En Colombia, miles de adultos mayores podrían convivir con la enfermedad sin diagnóstico, lo que subraya la urgencia de fortalecer la educación, el tamizaje y la prevención.
Un reto de salud pública
La fibrilación auricular suele ser asintomática en sus primeras fases. Sin embargo, cuando aparecen señales como palpitaciones, dificultad para respirar, fatiga intensa o mareos, el daño puede estar avanzado. Entre el 25% y el 30% de los pacientes nunca presentan síntomas hasta enfrentar un evento grave como un infarto cerebral o una falla cardíaca.

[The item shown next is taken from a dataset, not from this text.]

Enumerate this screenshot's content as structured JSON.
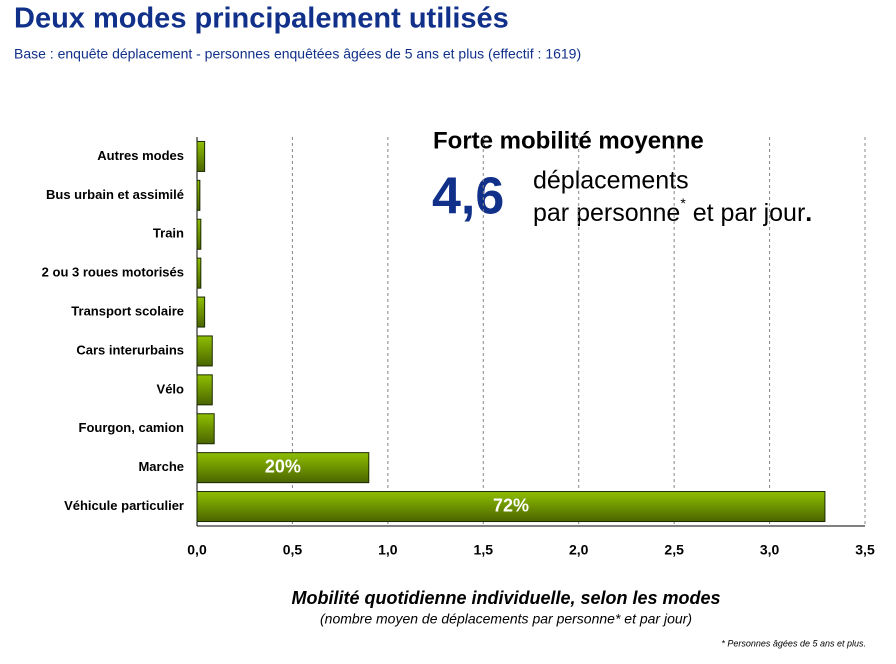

El doctor Francisco Villegas, electrofisiólogo del Hospital San Vicente Fundación Medellín, advirtió que en Colombia la enfermedad podría afectar a más de 400.000 adultos mayores. “Aunque la genética y la edad son factores no modificables, sí existen riesgos prevenibles como la hipertensión, la obesidad, la diabetes, el tabaquismo o el consumo excesivo de alcohol. La clave está en detectarla a tiempo”, señaló.
Tecnología y manejo integral
El diagnóstico de la fibrilación auricular va más allá del electrocardiograma tradicional. Herramientas como el Holter o dispositivos implantables que registran la actividad cardíaca durante años permiten una detección precisa y oportuna.
En cuanto al tratamiento, la anticoagulación y la ablación por catéter son actualmente las terapias más efectivas para controlar la arritmia y reducir el riesgo de complicaciones. El Hospital San Vicente Fundación Medellín, con su Unidad de Electrofisiología de alta complejidad, lidera este abordaje integral con tasas de éxito superiores al 80%.
Un llamado a la prevención
La Organización Mundial de la Salud estima que más de 60 millones de personas viven con esta arritmia en el mundo, una cifra que crece con el envejecimiento poblacional. En este contexto, la prevención resulta vital: realizar actividad física moderada, llevar una dieta equilibrada, controlar los factores de riesgo y asistir a chequeos médicos periódicos después de los 60 años.
En el Día Mundial del Corazón, el Hospital San Vicente Fundación Medellín hace un llamado a no ignorar los síntomas y a buscar un diagnóstico temprano. Detectar y tratar la fibrilación auricular a tiempo puede salvar miles de vidas en Colombia.